LİMON SUYUNDA İNCİ KÜPE
- Roma’ya konuk olan Kleopatra, kendi ülkesinin bu ölçüde bir zenginliğe ulaşamamasının üzüntüsü içinde, kulağına taktığı inci küpelerden birini limon suyunun içinde eritip içmişti. Yirmi dört karatlık bu inci, altı milyon gümüş Roma kuruşu değerindeydi. Diğer küpesini de eriteceği sırada Antonius tarafından engellendi.
İMPARATOR KUŞ DİLİ SEVER!
- İmparator Heliogabalus dönemin en çılgınlarından biriydi. Suriye seferinden dönüşte Roma’ya çıplak kadınların çektiği bir at arabasıyla girmişti. Yediği yemekleri not alan vakanüvisi yanından hiç ayırmazdı. Tavuskuşu, bülbül, kuzgun, sülün ve papağan dilinden yaptırdığı pateyi çok severdi. Evindeki bütün tabaklar ve çanaklar saf altından olmasına rağmen, bir kullandığı tabağı ikinci kez asla kullanmazdı.
EROTİK SUNUMLU YEMEK DAVETLERİ
- Yunan zenginlerinin verdiği akşam davetlerinde, yemek yerken uzanılan yataklar, kaplumbağa kabukları, fildişi ve bronzla süslüydü. Bazılarında inci ve değerli taşlar bile görülmüştü. Şilteler altın işlemeli, lal rengi kumaşlardan yapılmıştı. Sakiler, “konukların hiçbir dileğini geri çevirmeme” emri almış güzel oğlanlar ve genç kızlardı. Tabii bu nedenle, bol şaraplı yemekler, erotik görüntülerle sona eriyordu!

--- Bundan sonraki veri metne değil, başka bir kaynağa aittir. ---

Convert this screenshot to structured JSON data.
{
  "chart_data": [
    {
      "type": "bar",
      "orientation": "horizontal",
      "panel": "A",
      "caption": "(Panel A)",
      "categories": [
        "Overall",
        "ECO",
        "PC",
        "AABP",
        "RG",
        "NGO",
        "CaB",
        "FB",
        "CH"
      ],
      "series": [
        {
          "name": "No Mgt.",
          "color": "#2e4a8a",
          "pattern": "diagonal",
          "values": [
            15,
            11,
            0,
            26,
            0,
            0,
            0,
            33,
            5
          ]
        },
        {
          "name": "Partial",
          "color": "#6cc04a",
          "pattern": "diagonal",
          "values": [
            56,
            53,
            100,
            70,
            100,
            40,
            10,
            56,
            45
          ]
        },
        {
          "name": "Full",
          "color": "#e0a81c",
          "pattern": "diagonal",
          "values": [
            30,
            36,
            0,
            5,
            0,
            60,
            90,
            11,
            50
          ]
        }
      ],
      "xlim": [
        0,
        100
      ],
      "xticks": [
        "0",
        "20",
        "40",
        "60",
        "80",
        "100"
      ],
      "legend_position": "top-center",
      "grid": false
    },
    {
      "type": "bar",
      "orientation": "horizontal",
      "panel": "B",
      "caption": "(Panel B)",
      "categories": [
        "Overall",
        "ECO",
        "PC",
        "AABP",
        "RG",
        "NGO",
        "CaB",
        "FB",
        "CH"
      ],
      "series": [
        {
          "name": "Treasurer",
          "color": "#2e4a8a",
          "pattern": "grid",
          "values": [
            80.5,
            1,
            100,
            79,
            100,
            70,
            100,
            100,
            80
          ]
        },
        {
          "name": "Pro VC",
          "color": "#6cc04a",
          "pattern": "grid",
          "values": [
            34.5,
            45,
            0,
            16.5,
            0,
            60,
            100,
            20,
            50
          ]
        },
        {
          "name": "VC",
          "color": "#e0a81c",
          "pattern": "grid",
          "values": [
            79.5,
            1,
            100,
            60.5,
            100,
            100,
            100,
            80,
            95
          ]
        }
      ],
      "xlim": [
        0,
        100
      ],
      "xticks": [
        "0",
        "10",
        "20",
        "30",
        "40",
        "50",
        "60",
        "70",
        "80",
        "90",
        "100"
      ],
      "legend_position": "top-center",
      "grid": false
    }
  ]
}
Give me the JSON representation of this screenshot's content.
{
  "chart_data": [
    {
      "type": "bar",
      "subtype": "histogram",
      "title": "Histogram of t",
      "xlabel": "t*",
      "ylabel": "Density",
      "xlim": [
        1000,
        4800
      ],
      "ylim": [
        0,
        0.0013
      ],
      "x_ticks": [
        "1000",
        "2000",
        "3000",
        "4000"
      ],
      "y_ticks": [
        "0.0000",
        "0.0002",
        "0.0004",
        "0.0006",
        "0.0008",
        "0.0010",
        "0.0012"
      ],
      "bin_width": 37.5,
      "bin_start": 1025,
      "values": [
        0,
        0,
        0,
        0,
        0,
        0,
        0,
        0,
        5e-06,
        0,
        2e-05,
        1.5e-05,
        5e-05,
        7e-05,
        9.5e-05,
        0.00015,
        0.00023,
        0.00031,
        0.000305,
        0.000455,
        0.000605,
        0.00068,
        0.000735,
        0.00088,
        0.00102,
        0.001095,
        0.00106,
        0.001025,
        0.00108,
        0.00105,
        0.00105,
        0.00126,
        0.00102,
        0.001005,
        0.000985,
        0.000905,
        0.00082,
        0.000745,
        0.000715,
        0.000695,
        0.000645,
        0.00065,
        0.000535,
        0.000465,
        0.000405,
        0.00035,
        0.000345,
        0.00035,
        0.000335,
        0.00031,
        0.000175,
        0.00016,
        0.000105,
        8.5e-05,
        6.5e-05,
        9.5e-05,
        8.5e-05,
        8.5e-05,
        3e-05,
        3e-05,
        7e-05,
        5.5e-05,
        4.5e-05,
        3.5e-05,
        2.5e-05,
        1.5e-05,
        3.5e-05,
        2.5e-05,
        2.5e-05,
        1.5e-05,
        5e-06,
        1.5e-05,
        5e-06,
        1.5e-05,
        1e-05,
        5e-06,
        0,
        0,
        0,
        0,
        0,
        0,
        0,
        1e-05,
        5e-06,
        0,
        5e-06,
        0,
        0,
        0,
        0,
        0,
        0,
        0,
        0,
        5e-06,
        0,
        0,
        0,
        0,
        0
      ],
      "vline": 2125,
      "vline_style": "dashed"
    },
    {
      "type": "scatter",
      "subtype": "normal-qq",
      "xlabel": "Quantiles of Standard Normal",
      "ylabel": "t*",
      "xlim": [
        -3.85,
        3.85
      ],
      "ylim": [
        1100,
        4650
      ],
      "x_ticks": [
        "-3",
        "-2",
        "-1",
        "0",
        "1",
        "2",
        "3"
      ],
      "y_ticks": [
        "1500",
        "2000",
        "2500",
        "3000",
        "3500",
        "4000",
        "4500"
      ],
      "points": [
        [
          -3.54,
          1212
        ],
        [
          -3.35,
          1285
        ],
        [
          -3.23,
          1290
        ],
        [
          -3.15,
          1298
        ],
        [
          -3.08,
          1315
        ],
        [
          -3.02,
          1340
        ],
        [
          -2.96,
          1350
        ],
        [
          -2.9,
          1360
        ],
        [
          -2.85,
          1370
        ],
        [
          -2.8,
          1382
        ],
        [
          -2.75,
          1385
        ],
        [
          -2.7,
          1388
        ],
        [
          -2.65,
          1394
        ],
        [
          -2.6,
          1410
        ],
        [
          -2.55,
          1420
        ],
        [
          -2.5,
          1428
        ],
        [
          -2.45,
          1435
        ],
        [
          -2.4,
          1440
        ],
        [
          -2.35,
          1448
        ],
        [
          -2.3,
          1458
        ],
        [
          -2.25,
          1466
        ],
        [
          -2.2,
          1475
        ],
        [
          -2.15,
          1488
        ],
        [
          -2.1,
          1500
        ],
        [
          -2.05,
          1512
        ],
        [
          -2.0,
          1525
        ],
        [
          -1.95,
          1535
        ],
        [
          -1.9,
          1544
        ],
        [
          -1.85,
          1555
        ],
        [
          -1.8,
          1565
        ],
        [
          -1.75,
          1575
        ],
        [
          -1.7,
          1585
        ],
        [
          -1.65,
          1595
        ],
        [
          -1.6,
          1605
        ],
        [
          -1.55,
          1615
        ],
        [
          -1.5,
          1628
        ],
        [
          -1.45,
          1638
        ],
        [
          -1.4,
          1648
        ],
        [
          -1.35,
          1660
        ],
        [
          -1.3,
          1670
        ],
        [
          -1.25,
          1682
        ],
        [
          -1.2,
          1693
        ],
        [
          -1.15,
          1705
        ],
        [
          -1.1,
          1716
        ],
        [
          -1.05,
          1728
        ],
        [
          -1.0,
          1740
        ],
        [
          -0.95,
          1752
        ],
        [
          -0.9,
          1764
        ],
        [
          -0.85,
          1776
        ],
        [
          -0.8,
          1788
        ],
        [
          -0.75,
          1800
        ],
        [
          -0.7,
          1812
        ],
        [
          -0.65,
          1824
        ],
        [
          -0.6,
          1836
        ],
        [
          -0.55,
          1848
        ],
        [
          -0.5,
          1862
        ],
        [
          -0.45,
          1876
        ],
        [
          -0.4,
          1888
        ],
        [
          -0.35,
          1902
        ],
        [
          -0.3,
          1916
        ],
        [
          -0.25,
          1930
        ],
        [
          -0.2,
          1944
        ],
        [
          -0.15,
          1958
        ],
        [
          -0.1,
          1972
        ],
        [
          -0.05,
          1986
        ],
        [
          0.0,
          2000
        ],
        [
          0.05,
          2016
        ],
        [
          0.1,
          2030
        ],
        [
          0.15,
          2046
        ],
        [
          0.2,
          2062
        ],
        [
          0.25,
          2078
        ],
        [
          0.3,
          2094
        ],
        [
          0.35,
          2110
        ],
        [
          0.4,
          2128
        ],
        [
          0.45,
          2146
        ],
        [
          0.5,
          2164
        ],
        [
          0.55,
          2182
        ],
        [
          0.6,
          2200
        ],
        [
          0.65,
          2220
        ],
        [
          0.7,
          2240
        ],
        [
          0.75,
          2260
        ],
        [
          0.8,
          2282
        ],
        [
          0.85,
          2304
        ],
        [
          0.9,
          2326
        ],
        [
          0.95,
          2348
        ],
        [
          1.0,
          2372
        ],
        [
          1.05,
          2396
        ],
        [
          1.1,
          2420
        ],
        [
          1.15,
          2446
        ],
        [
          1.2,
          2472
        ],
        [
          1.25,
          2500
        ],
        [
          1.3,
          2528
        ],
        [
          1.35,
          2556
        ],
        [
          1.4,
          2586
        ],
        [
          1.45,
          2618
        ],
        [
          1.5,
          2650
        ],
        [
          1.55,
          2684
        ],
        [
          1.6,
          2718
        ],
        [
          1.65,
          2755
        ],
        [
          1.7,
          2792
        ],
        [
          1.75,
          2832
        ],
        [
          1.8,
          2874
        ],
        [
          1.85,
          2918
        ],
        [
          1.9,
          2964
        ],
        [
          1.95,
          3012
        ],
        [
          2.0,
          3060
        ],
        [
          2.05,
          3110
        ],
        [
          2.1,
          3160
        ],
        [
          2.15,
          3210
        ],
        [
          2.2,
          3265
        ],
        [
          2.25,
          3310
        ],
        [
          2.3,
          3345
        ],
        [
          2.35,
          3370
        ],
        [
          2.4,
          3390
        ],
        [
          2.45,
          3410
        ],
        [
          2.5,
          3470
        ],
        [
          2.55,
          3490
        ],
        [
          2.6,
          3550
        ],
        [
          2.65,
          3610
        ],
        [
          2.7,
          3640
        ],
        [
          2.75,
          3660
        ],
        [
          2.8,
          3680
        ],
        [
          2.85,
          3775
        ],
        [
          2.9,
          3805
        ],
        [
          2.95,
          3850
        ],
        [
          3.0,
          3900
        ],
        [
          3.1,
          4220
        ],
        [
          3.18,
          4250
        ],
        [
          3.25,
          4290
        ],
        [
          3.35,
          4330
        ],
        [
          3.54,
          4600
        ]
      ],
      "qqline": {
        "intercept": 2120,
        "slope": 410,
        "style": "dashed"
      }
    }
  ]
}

BİR OTURUŞTA 5 KİLO ET YİYEN KADIN
Tarih kitapları bundan 2300 yıl önce, Aglais adında bir kadın komedyenden bahseder. Kadın akşam yemeğinde beş kilo et, her biri yarım kilo ağırlığında 12 ekmek yiyor, yanında 6 şişe şarap içiyordu.